Season the ribeye generously on both sides with salt and pepper. Heat a skillet over high heat and add a mix of butter and olive oil. Once the butter melts and starts to sizzle, place the steak in the pan. Cook on the first side for about 5 minutes without moving it, so it gets a good crust.
Flip it over and cook for another 5 minutes for medium rare. Want it cooked more? Add an extra minute or two per side. Remove the steak, cover it with foil, and rest it for 10 minutes so all those tasty juices stay locked in when you slice.
Drain most of the fat from the skillet, leaving just a little behind for flavor. Add a tablespoon of butter, and when it melts, toss in the minced garlic. Cook for 30 seconds or so, stirring constantly, until the garlic smells amazing but doesn’t burn.
Add the halved cherry tomatoes, olives, and capers into the skillet.
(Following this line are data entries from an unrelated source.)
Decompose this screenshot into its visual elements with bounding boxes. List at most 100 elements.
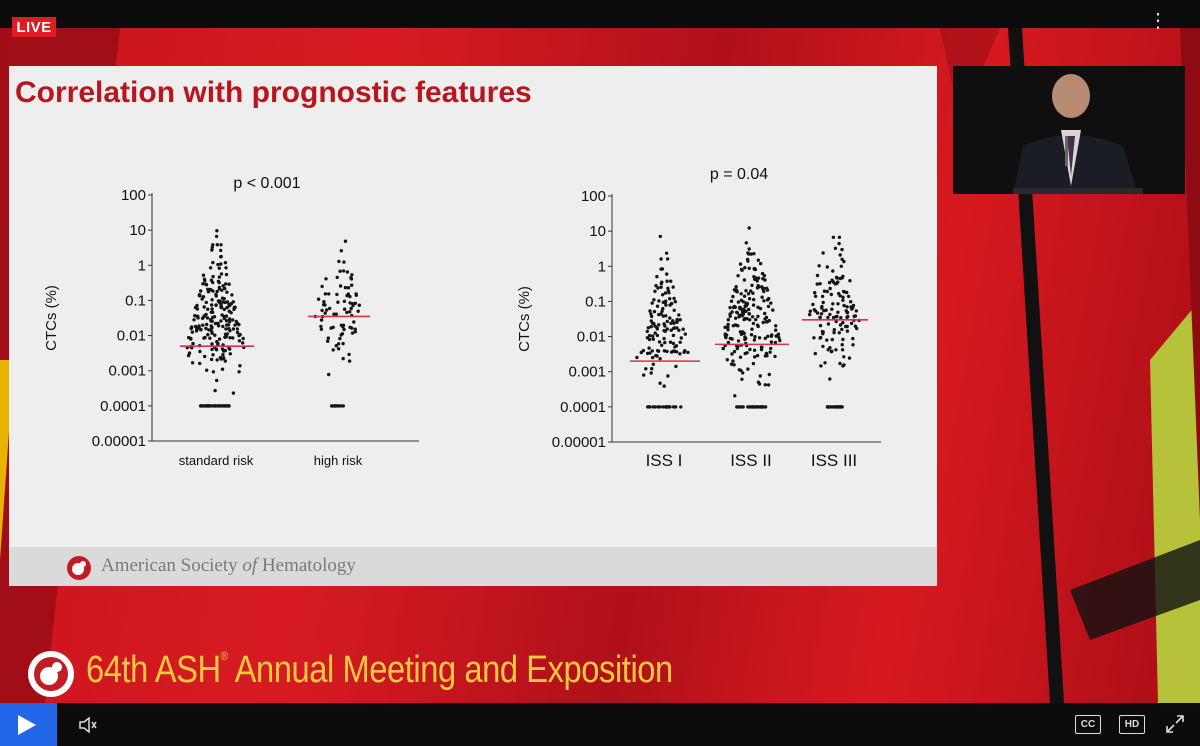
data-point	[767, 296, 771, 301]
x-tick-label: ISS II	[730, 451, 772, 470]
data-point	[349, 276, 353, 280]
data-point	[241, 336, 245, 341]
data-point	[350, 273, 354, 277]
data-point	[214, 348, 219, 352]
data-point	[838, 361, 842, 366]
data-point	[648, 351, 652, 355]
data-point	[224, 319, 229, 323]
data-point	[766, 383, 771, 387]
data-point	[736, 274, 740, 278]
data-point	[213, 333, 217, 337]
data-point	[660, 267, 665, 271]
data-point	[841, 298, 845, 302]
data-point	[831, 269, 835, 273]
expand-icon[interactable]	[1163, 712, 1187, 736]
data-point	[652, 309, 657, 314]
play-button[interactable]	[0, 703, 57, 746]
data-point	[736, 339, 741, 343]
data-point	[225, 323, 229, 327]
data-point	[661, 314, 665, 318]
vertical-ellipsis-icon[interactable]: ⋮	[1148, 10, 1168, 32]
data-point	[827, 280, 832, 285]
data-point	[352, 320, 356, 324]
data-point	[215, 378, 219, 383]
data-point	[822, 309, 826, 313]
data-point	[204, 283, 209, 287]
data-point	[818, 315, 822, 320]
data-point	[353, 301, 358, 305]
data-point	[224, 327, 228, 331]
data-point	[197, 293, 201, 298]
data-point	[347, 352, 351, 357]
data-point	[737, 315, 741, 319]
data-point	[323, 311, 327, 315]
data-point	[741, 371, 745, 375]
ash-logo-icon	[67, 556, 91, 580]
data-point	[642, 373, 646, 377]
data-point	[204, 300, 208, 305]
data-point	[840, 327, 844, 332]
data-point	[754, 317, 758, 322]
data-point	[202, 305, 206, 309]
speaker-icon[interactable]	[76, 713, 100, 737]
data-point	[201, 323, 205, 327]
data-point	[190, 361, 195, 365]
data-point	[842, 363, 846, 367]
data-point	[209, 328, 213, 332]
data-point	[774, 328, 778, 332]
data-point	[228, 352, 232, 356]
data-point	[324, 277, 328, 281]
data-point	[668, 316, 672, 320]
data-point	[210, 303, 214, 307]
data-point	[764, 320, 769, 324]
data-point	[210, 307, 214, 311]
data-point	[645, 329, 649, 334]
data-point	[811, 302, 815, 307]
data-point	[192, 318, 196, 322]
data-point	[757, 382, 762, 386]
data-point	[748, 318, 752, 322]
data-point	[840, 276, 844, 280]
data-point	[749, 289, 753, 293]
data-point	[327, 372, 331, 377]
data-point	[335, 275, 339, 280]
data-point	[756, 324, 760, 329]
data-point	[193, 324, 198, 329]
data-point	[679, 405, 683, 409]
hd-button[interactable]: HD	[1119, 715, 1145, 734]
data-point	[328, 306, 332, 311]
data-point	[767, 372, 771, 377]
data-point	[762, 299, 766, 303]
data-point	[221, 353, 225, 357]
cc-button[interactable]: CC	[1075, 715, 1101, 734]
data-point	[657, 323, 661, 327]
data-point	[656, 349, 660, 353]
data-point	[215, 289, 219, 294]
data-point	[751, 321, 756, 326]
data-point	[219, 262, 223, 266]
data-point	[669, 321, 673, 325]
data-point	[825, 405, 830, 409]
data-point	[841, 289, 846, 294]
data-point	[849, 300, 853, 304]
data-point	[234, 319, 238, 324]
data-point	[668, 297, 672, 301]
data-point	[348, 294, 352, 299]
y-tick-label: 0.001	[568, 364, 606, 381]
data-point	[203, 279, 207, 283]
data-point	[222, 356, 226, 360]
data-point	[837, 241, 841, 246]
data-point	[353, 330, 357, 334]
data-point	[763, 405, 767, 409]
data-point	[656, 286, 660, 290]
data-point	[190, 330, 195, 334]
data-point	[745, 257, 750, 262]
data-point	[665, 327, 669, 331]
data-point	[206, 333, 210, 337]
data-point	[672, 326, 676, 330]
data-point	[672, 296, 676, 301]
data-point	[651, 334, 655, 338]
data-point	[746, 405, 751, 409]
data-point	[238, 364, 242, 368]
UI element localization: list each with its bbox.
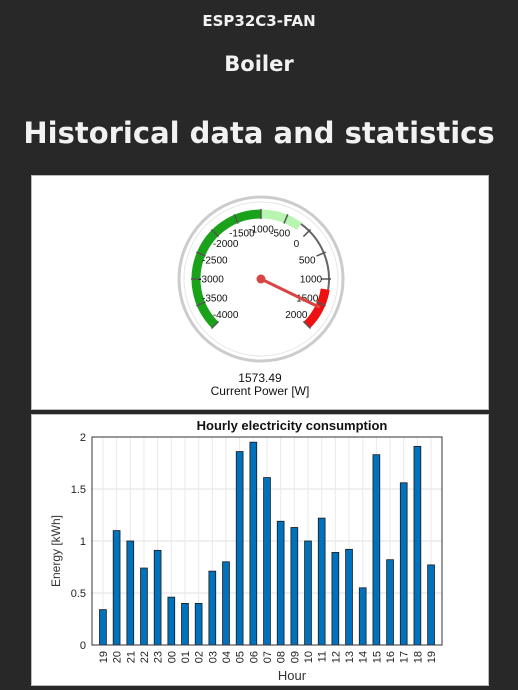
chart-bar: [208, 570, 217, 646]
chart-bar: [399, 482, 408, 646]
chart-ytick-label: 0: [80, 640, 86, 652]
chart-bar: [386, 559, 394, 646]
chart-xtick-label: 10: [303, 651, 315, 663]
gauge-major-tick: [302, 320, 312, 330]
chart-xtick-label: 07: [262, 651, 274, 663]
chart-bar: [99, 609, 107, 646]
chart-xtick-label: 22: [139, 651, 151, 663]
chart-bar: [263, 477, 271, 646]
chart-xtick-label: 19: [98, 651, 110, 663]
chart-xtick-label: 16: [385, 651, 397, 663]
gauge-major-tick: [210, 320, 220, 330]
chart-xlabel: Hour: [278, 668, 307, 683]
chart-bar: [304, 540, 312, 646]
gauge-tick-label: 0: [294, 239, 300, 250]
gauge-major-tick: [233, 214, 239, 224]
chart-ytick-label: 1.5: [71, 484, 86, 496]
gauge-value: 1573.49: [238, 371, 282, 385]
chart-ylabel: Energy [kWh]: [49, 515, 63, 587]
gauge-major-tick: [302, 228, 312, 238]
gauge-tick-label: -500: [270, 228, 290, 239]
gauge-major-tick: [196, 251, 206, 257]
chart-ytick-label: 1: [80, 536, 86, 548]
chart-xtick-label: 23: [153, 651, 165, 663]
chart-xtick-label: 03: [207, 651, 219, 663]
chart-ytick-label: 0.5: [71, 588, 86, 600]
gauge-tick-label: -1000: [248, 225, 274, 236]
chart-axes-box: [91, 436, 443, 646]
hourly-consumption-chart-panel: 0 0.5 1 1.5 2 19 20 21 22 23 00 01 02 03 04 05 06 07 08 09 1…: [31, 414, 489, 686]
gauge-tick-label: -2000: [213, 239, 239, 250]
room-name: Boiler: [224, 52, 294, 76]
device-name: ESP32C3-FAN: [202, 12, 316, 30]
gauge-needle: [259, 277, 321, 309]
chart-bar: [222, 561, 230, 646]
chart-bar: [126, 540, 135, 646]
gauge-tick-label: 1000: [300, 275, 323, 286]
chart-bar: [276, 520, 285, 646]
power-gauge: -4000 -3500 -3000 -2500 -2000-1500-1000-500 0…: [177, 195, 345, 363]
chart-bar: [249, 441, 258, 646]
gauge-tick-label: -2500: [202, 255, 228, 266]
gauge-band-2: [303, 288, 330, 329]
chart-xtick-label: 17: [399, 651, 411, 663]
chart-bar: [345, 548, 353, 646]
chart-bar: [140, 567, 148, 646]
gauge-major-tick: [283, 214, 289, 224]
gauge-label: Current Power [W]: [210, 384, 310, 398]
chart-xtick-label: 18: [412, 651, 424, 663]
gauge-tick-label: -3500: [202, 294, 228, 305]
chart-xtick-label: 04: [221, 651, 233, 663]
chart-xtick-label: 02: [194, 651, 206, 663]
chart-xtick-label: 09: [289, 651, 301, 663]
chart-bar: [331, 552, 340, 646]
gauge-major-tick: [316, 301, 326, 307]
chart-xtick-label: 20: [112, 651, 124, 663]
chart-bar: [167, 596, 176, 646]
gauge-major-tick: [196, 301, 206, 307]
chart-bar: [112, 530, 121, 646]
gauge-inner-ring: [183, 201, 339, 357]
gauge-needle-hub: [256, 274, 266, 284]
chart-bar: [290, 527, 299, 646]
chart-bar: [194, 602, 203, 646]
chart-xtick-label: 05: [235, 651, 247, 663]
chart-xtick-label: 21: [125, 651, 137, 663]
chart-xtick-label: 13: [344, 651, 356, 663]
gauge-tick-label: 2000: [285, 310, 308, 321]
chart-xtick-label: 00: [166, 651, 178, 663]
gauge-major-tick: [316, 251, 326, 257]
chart-xtick-label: 12: [330, 651, 342, 663]
chart-bar: [427, 564, 435, 646]
chart-xtick-label: 06: [248, 651, 260, 663]
gauge-tick-label: -1500: [229, 228, 255, 239]
chart-xtick-label: 15: [371, 651, 383, 663]
chart-bar: [153, 549, 162, 646]
gauge-tick-label: -3000: [198, 275, 224, 286]
chart-xtick-label: 08: [276, 651, 288, 663]
chart-xtick-label: 11: [317, 651, 329, 662]
chart-bar: [181, 602, 189, 646]
chart-title: Hourly electricity consumption: [197, 418, 388, 433]
chart-bar: [358, 587, 367, 646]
chart-bar: [235, 451, 244, 646]
gauge-tick-label: 1500: [296, 294, 319, 305]
gauge-band-1: [260, 209, 302, 231]
chart-bar: [317, 517, 326, 646]
chart-xtick-label: 19: [426, 651, 438, 663]
chart-xtick-label: 14: [358, 651, 370, 663]
chart-bar: [372, 454, 381, 646]
chart-xtick-label: 01: [180, 651, 192, 663]
page-title: Historical data and statistics: [23, 116, 495, 150]
chart-bar: [413, 445, 422, 646]
power-gauge-panel: -4000 -3500 -3000 -2500 -2000 -1500 -1000 -500 0…: [31, 175, 489, 410]
gauge-major-tick: [210, 228, 220, 238]
chart-ytick-label: 2: [80, 432, 86, 444]
gauge-tick-label: -4000: [213, 310, 239, 321]
gauge-tick-label: 500: [299, 255, 316, 266]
Season with a little salt and pepper. Sauté everything for about 2 minutes, just until the tomatoes start to soften and their skins wrinkle slightly. The olives and capers will add a salty, tangy kick to the dish, balancing the richness of the steak.
Toss in the cooked pasta, reserved pasta water, Parmesan cheese, and parsley into the skillet. Stir everything together until the pasta is coated in a smooth, glossy sauce. If the sauce looks too thick, add a splash more pasta water until it’s just right.
Unwrap the ribeye and thinly slice it against the grain using a sharp knife. This ensures tender slices of steak. Arrange the steak on top of your pasta dish and serve it while it’s still warm.